SIKESTON -- When it comes to determining what public high school students have learned, should it be measured by the MAP test or the ACT?
That's the question state education officials are currently pondering. And in the coming weeks, they hope to gain a little more insight from parents, teachers and counselors during town hall meetings scheduled at various locations throughout the state.
Last month in Jefferson City, an advisory committee presented the State Board of Education with a plan to replace the state's current standardized tests for public high school students with a nationally recognized college-entry exam, such as the ACT or SAT. The committee has spent the past year evaluating the state's current high school testing program.
"We want to get out the information as to why the committee made the recommendations and gather input from the public for the state board to consider," said Stan Johnson, assistant commissioner of the Division of School Improvement for the Department of Elementary and Secondary Education.
Throughout April, the DESE will conduct seven public meetings.
Southeast Missouri's town hall meeting is from 8:30 a.m. to 10:30 a.m. April 19 at Tinnin Fine Arts Center on the campus of Three Rivers Community College in Poplar Bluff.
Under the proposal, beginning in the spring of 2008, the state would pay for all 11th graders in public schools to take a standardized college-entry exam, such as the ACT or SAT. It would include a writing test.
The new exam would replace the current MAP tests administered in grades 10 and 11. However, the MAP science test would be retained, because the existing college- entry exams do not adequately cover the state's science standards, according to DESE. The MAP science test also would be given in grade 11.
Jerry Brehmer, counselor at Scott County Central High School, said he thinks the proposal has some merit.
"I know one of the arguments is a lot of times kids do not take the MAP seriously and do not try because they think it doesn't have an effect on them personally," Brehmer said. "The ACT is more likely to make them try harder because it is a college entrance exam and can be used for that purpose." But of course not every student will go to college after graduation, Brehmer pointed out. He estimated 75 percent of Scott Central graduates end up taking the ACT.
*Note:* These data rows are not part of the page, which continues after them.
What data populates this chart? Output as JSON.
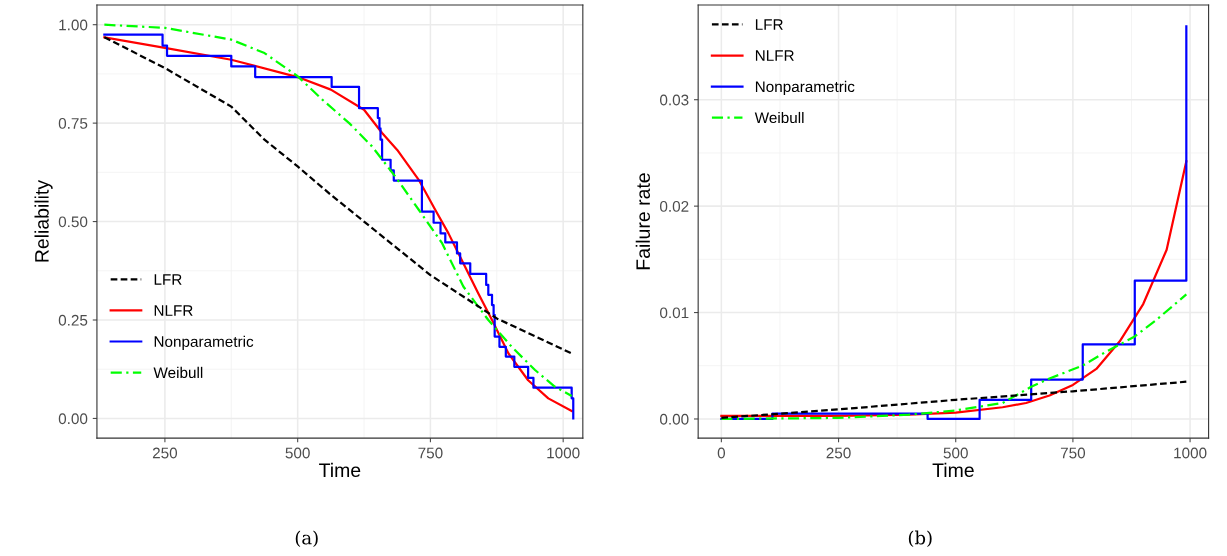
{
  "chart_data": [
    {
      "type": "line",
      "xlabel": "Time",
      "ylabel": "Reliability",
      "xlim": [
        122,
        1037
      ],
      "ylim": [
        -0.05,
        1.05
      ],
      "xticks": [
        250,
        500,
        750,
        1000
      ],
      "yticks": [
        {
          "value": 0,
          "label": "0.00"
        },
        {
          "value": 0.25,
          "label": "0.25"
        },
        {
          "value": 0.5,
          "label": "0.50"
        },
        {
          "value": 0.75,
          "label": "0.75"
        },
        {
          "value": 1,
          "label": "1.00"
        }
      ],
      "grid": true,
      "legend": "bottom left",
      "annotations": [
        "(a)"
      ],
      "series": [
        {
          "name": "LFR",
          "color": "#000000",
          "line_style": "dashed",
          "x": [
            136,
            250,
            375,
            437.5,
            500,
            562.5,
            625,
            687.5,
            750,
            812.5,
            875,
            1016
          ],
          "values": [
            0.968,
            0.89,
            0.792,
            0.708,
            0.64,
            0.568,
            0.5,
            0.432,
            0.364,
            0.309,
            0.254,
            0.165
          ]
        },
        {
          "name": "NLFR",
          "color": "#ff0000",
          "line_style": "solid",
          "x": [
            136,
            250,
            375,
            500,
            562.5,
            625,
            659,
            687.5,
            728,
            759,
            784,
            812,
            840,
            866,
            897,
            934,
            972,
            1016
          ],
          "values": [
            0.968,
            0.941,
            0.911,
            0.867,
            0.835,
            0.784,
            0.725,
            0.682,
            0.606,
            0.53,
            0.47,
            0.394,
            0.318,
            0.25,
            0.165,
            0.097,
            0.051,
            0.019
          ]
        },
        {
          "name": "Nonparametric",
          "color": "#0000ff",
          "type": "step",
          "line_style": "solid",
          "x": [
            136,
            245.6,
            254,
            375,
            420,
            564,
            615.6,
            651,
            654,
            656,
            659,
            675,
            681,
            734,
            756,
            769,
            778,
            800,
            806,
            825,
            855,
            859,
            866,
            869,
            871,
            880,
            892,
            908,
            934,
            944,
            1016,
            1019
          ],
          "values": [
            0.975,
            0.947,
            0.921,
            0.894,
            0.867,
            0.842,
            0.788,
            0.763,
            0.737,
            0.708,
            0.657,
            0.63,
            0.604,
            0.525,
            0.497,
            0.47,
            0.447,
            0.419,
            0.394,
            0.367,
            0.339,
            0.314,
            0.288,
            0.263,
            0.208,
            0.182,
            0.157,
            0.131,
            0.103,
            0.078,
            0.051,
            0.0
          ]
        },
        {
          "name": "Weibull",
          "color": "#00ff00",
          "line_style": "dashdot",
          "x": [
            136,
            250,
            375,
            437.5,
            500,
            547,
            597,
            640,
            684,
            728,
            772,
            812,
            859,
            903,
            947,
            984,
            1016
          ],
          "values": [
            1.0,
            0.992,
            0.962,
            0.928,
            0.869,
            0.809,
            0.75,
            0.691,
            0.614,
            0.53,
            0.445,
            0.335,
            0.25,
            0.182,
            0.123,
            0.081,
            0.057
          ]
        }
      ]
    },
    {
      "type": "line",
      "xlabel": "Time",
      "ylabel": "Failure rate",
      "xlim": [
        -49.5,
        1039.5
      ],
      "ylim": [
        -0.0018,
        0.0389
      ],
      "xticks": [
        0,
        250,
        500,
        750,
        1000
      ],
      "yticks": [
        {
          "value": 0,
          "label": "0.00"
        },
        {
          "value": 0.01,
          "label": "0.01"
        },
        {
          "value": 0.02,
          "label": "0.02"
        },
        {
          "value": 0.03,
          "label": "0.03"
        }
      ],
      "grid": true,
      "legend": "top left",
      "annotations": [
        "(b)"
      ],
      "series": [
        {
          "name": "LFR",
          "color": "#000000",
          "line_style": "dashed",
          "x": [
            0,
            250,
            500,
            750,
            992
          ],
          "values": [
            0.0001,
            0.0009,
            0.0018,
            0.0026,
            0.0035
          ]
        },
        {
          "name": "NLFR",
          "color": "#ff0000",
          "line_style": "solid",
          "x": [
            0,
            250,
            400,
            500,
            600,
            650,
            700,
            750,
            800,
            850,
            900,
            950,
            992
          ],
          "values": [
            0.0003,
            0.0003,
            0.0004,
            0.0006,
            0.0011,
            0.0015,
            0.0022,
            0.0032,
            0.0047,
            0.0073,
            0.0108,
            0.0159,
            0.0242
          ]
        },
        {
          "name": "Nonparametric",
          "color": "#0000ff",
          "type": "step",
          "line_style": "solid",
          "x": [
            0,
            109,
            440,
            551,
            661,
            771,
            882,
            992
          ],
          "values": [
            0.0,
            0.0005,
            0.0,
            0.0018,
            0.0037,
            0.007,
            0.013,
            0.0369
          ]
        },
        {
          "name": "Weibull",
          "color": "#00ff00",
          "line_style": "dashdot",
          "x": [
            0,
            250,
            400,
            500,
            600,
            660,
            700,
            770,
            820,
            880,
            925,
            992
          ],
          "values": [
            0.0,
            0.0001,
            0.0004,
            0.0008,
            0.0015,
            0.003,
            0.0038,
            0.005,
            0.0063,
            0.0077,
            0.0092,
            0.0117
          ]
        }
      ]
    }
  ]
}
About 70 percent of Missouri high school graduates take the ACT exam on a voluntary basis each year. Illinois, Colorado and Michigan now require the ACT exam for all public school students. Other states also are considering the adoption of a mandatory college-entry exam as the core of their high school testing programs.
Sikeston Senior High School counselor John Berry said he's cautiously optimistic about the proposal.
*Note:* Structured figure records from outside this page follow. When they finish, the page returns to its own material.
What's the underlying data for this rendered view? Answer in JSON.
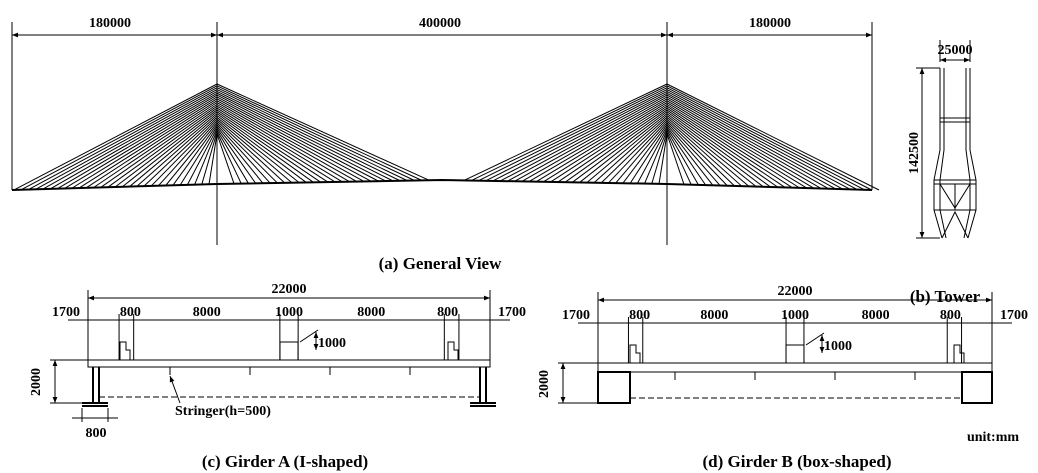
{
  "general_view": {
    "dimensions": [
      "180000",
      "400000",
      "180000"
    ],
    "caption": "(a) General View"
  },
  "tower": {
    "width": "25000",
    "height": "142500",
    "caption": "(b) Tower"
  },
  "girder_a": {
    "total_width": "22000",
    "dimensions": [
      "1700",
      "800",
      "8000",
      "1000",
      "8000",
      "800",
      "1700"
    ],
    "curb_height": "1000",
    "depth": "2000",
    "flange_width": "800",
    "stringer": "Stringer(h=500)",
    "caption": "(c) Girder A (I-shaped)"
  },
  "girder_b": {
    "total_width": "22000",
    "dimensions": [
      "1700",
      "800",
      "8000",
      "1000",
      "8000",
      "800",
      "1700"
    ],
    "curb_height": "1000",
    "depth": "2000",
    "caption": "(d) Girder B (box-shaped)"
  },
  "unit": "unit:mm"
}
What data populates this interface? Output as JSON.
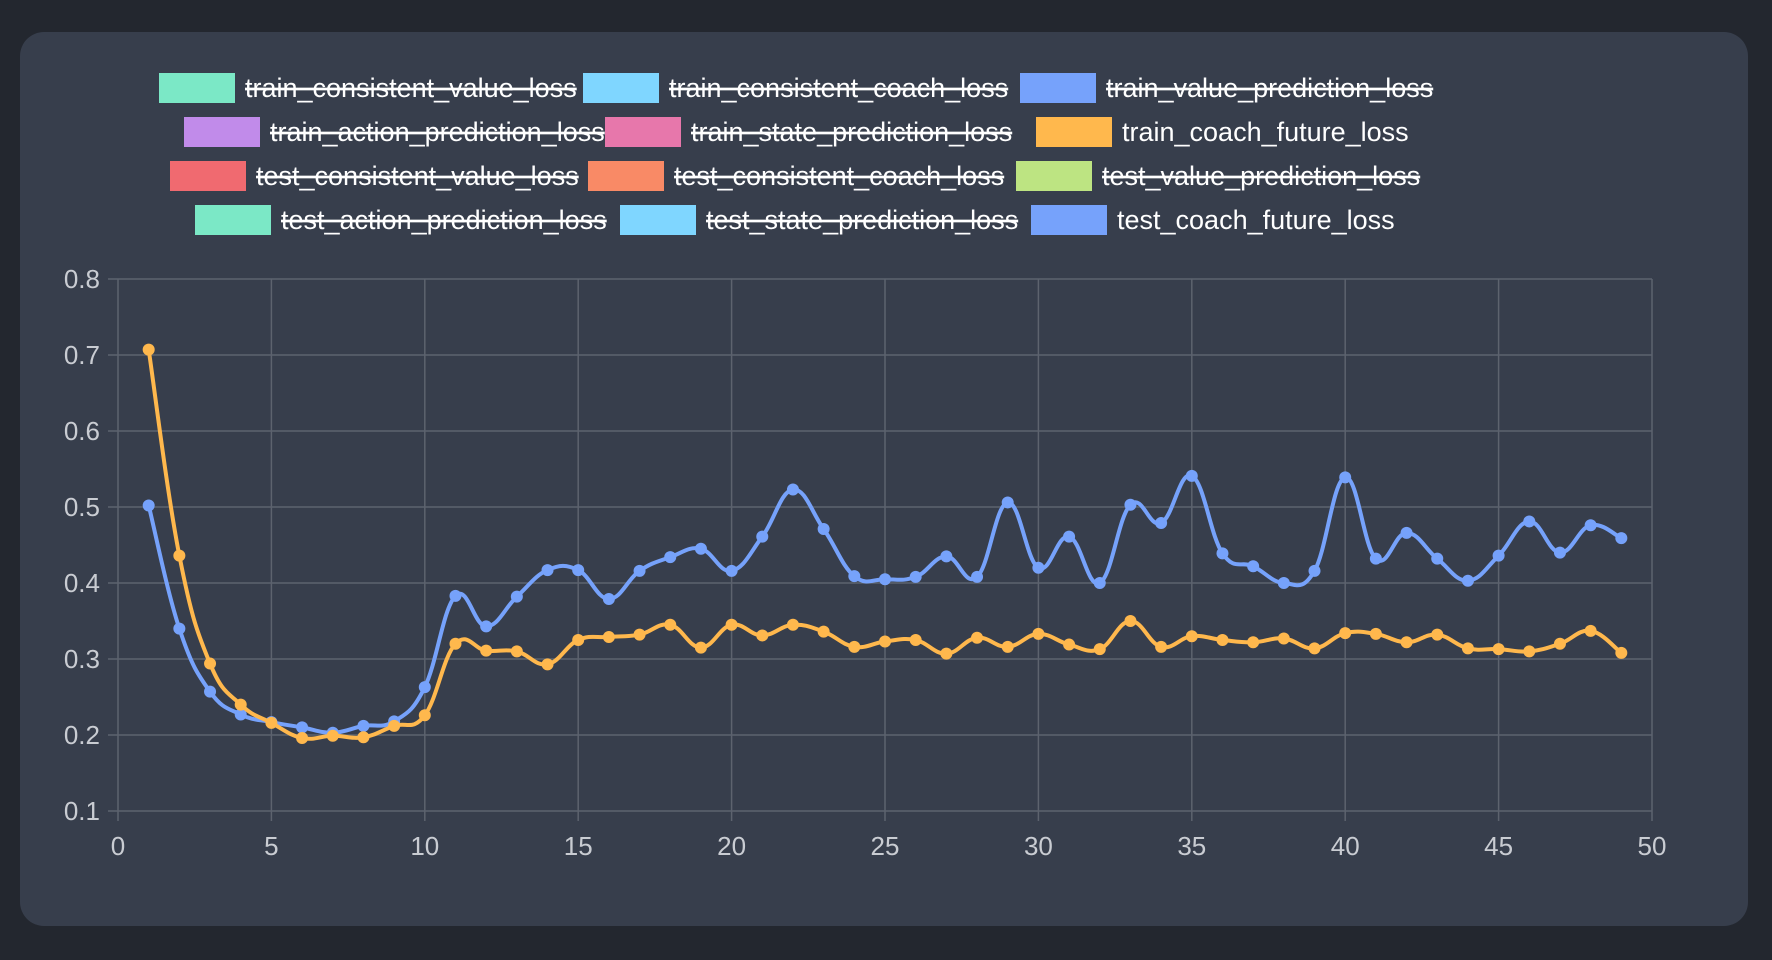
{
  "chart_data": {
    "type": "line",
    "xlim": [
      0,
      50
    ],
    "ylim": [
      0.1,
      0.8
    ],
    "x_ticks": [
      "0",
      "5",
      "10",
      "15",
      "20",
      "25",
      "30",
      "35",
      "40",
      "45",
      "50"
    ],
    "y_ticks": [
      "0.1",
      "0.2",
      "0.3",
      "0.4",
      "0.5",
      "0.6",
      "0.7",
      "0.8"
    ],
    "grid": true,
    "legend_position": "top",
    "legend": [
      {
        "name": "train_consistent_value_loss",
        "color": "#7be8c6",
        "hidden": true
      },
      {
        "name": "train_consistent_coach_loss",
        "color": "#7fd6ff",
        "hidden": true
      },
      {
        "name": "train_value_prediction_loss",
        "color": "#76a2fb",
        "hidden": true
      },
      {
        "name": "train_action_prediction_loss",
        "color": "#c18bea",
        "hidden": true
      },
      {
        "name": "train_state_prediction_loss",
        "color": "#e777ab",
        "hidden": true
      },
      {
        "name": "train_coach_future_loss",
        "color": "#ffb84d",
        "hidden": false
      },
      {
        "name": "test_consistent_value_loss",
        "color": "#f06a70",
        "hidden": true
      },
      {
        "name": "test_consistent_coach_loss",
        "color": "#f98a66",
        "hidden": true
      },
      {
        "name": "test_value_prediction_loss",
        "color": "#bde482",
        "hidden": true
      },
      {
        "name": "test_action_prediction_loss",
        "color": "#7be8c6",
        "hidden": true
      },
      {
        "name": "test_state_prediction_loss",
        "color": "#7fd6ff",
        "hidden": true
      },
      {
        "name": "test_coach_future_loss",
        "color": "#76a2fb",
        "hidden": false
      }
    ],
    "x": [
      1,
      2,
      3,
      4,
      5,
      6,
      7,
      8,
      9,
      10,
      11,
      12,
      13,
      14,
      15,
      16,
      17,
      18,
      19,
      20,
      21,
      22,
      23,
      24,
      25,
      26,
      27,
      28,
      29,
      30,
      31,
      32,
      33,
      34,
      35,
      36,
      37,
      38,
      39,
      40,
      41,
      42,
      43,
      44,
      45,
      46,
      47,
      48,
      49
    ],
    "series": [
      {
        "name": "test_coach_future_loss",
        "color": "#76a2fb",
        "values": [
          0.502,
          0.34,
          0.257,
          0.227,
          0.217,
          0.21,
          0.203,
          0.212,
          0.218,
          0.263,
          0.383,
          0.343,
          0.382,
          0.417,
          0.417,
          0.379,
          0.416,
          0.434,
          0.445,
          0.416,
          0.461,
          0.523,
          0.471,
          0.409,
          0.405,
          0.408,
          0.435,
          0.408,
          0.506,
          0.42,
          0.461,
          0.4,
          0.503,
          0.479,
          0.541,
          0.439,
          0.422,
          0.4,
          0.416,
          0.539,
          0.432,
          0.466,
          0.432,
          0.403,
          0.436,
          0.481,
          0.44,
          0.476,
          0.459
        ]
      },
      {
        "name": "train_coach_future_loss",
        "color": "#ffb84d",
        "values": [
          0.707,
          0.436,
          0.294,
          0.24,
          0.216,
          0.196,
          0.199,
          0.197,
          0.212,
          0.226,
          0.32,
          0.311,
          0.31,
          0.293,
          0.325,
          0.329,
          0.332,
          0.345,
          0.315,
          0.345,
          0.331,
          0.345,
          0.336,
          0.316,
          0.323,
          0.325,
          0.307,
          0.328,
          0.316,
          0.333,
          0.319,
          0.313,
          0.35,
          0.316,
          0.33,
          0.325,
          0.322,
          0.327,
          0.314,
          0.334,
          0.333,
          0.322,
          0.332,
          0.314,
          0.313,
          0.31,
          0.32,
          0.337,
          0.308
        ]
      }
    ]
  }
}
"I'd like to wait and see what will happen. "The big thing I see is that everybody in the state will be taking the ACT, and I wonder what it will do to the state average or to the national average."
On the positive side, Berry said he thinks this might be something to give students a chance to score better on the ACT.
Johnson said statewide there is a commonality among questions about the proposal. One of the most asked questions is if the state would change the instructional focus at the high school level if the MAP was replaced by the ACT. But Johnson said research conducted shows the ACT is very well-aligned with the state's grade level expectations.
Results from the new test would provide diagnostic and instructional information for students and teachers as well as the data needed to satisfy state and federal accountability requirements.
Department of Education officials said no decisions have been made about the plan, and they expect vigorous discussion of the testing proposals.
Johnson, who will conduct the town hall meetings, said a presentation detailing why the recommendation was made will be given and questions from participants will try to be answered during the meetings. Feedback will be tabulated and some sort of conclusion will be reached probably in May, he said.
"This is about good dialogue and good discussion that we're having and what assessment at the high school do we need to have to improve instruction," Johnson said.
Both Brehmer and Berry think parental feedback at the town hall meeting would be beneficial.
"They have more to say about child's education than anybody," Brehmer said. The more involved a parent is, the better the student will perform, Berry said. The Department of Elementary and Secondary Education estimates it would cost about $1.5 million more to adopt a college-entry exam for all students, compared to what the state now spends on high school MAP tests.
"Whatever instrument we use, we've got to keep in mind there are always those students, for whatever reason, who freeze up or just flat out don't test well.
Testing is just one means of measuring a student's achievement, Berry said. The Sikeston counselor added: "They can have a great work ethic and be successful in the classroom, and we cannot forget that element as well."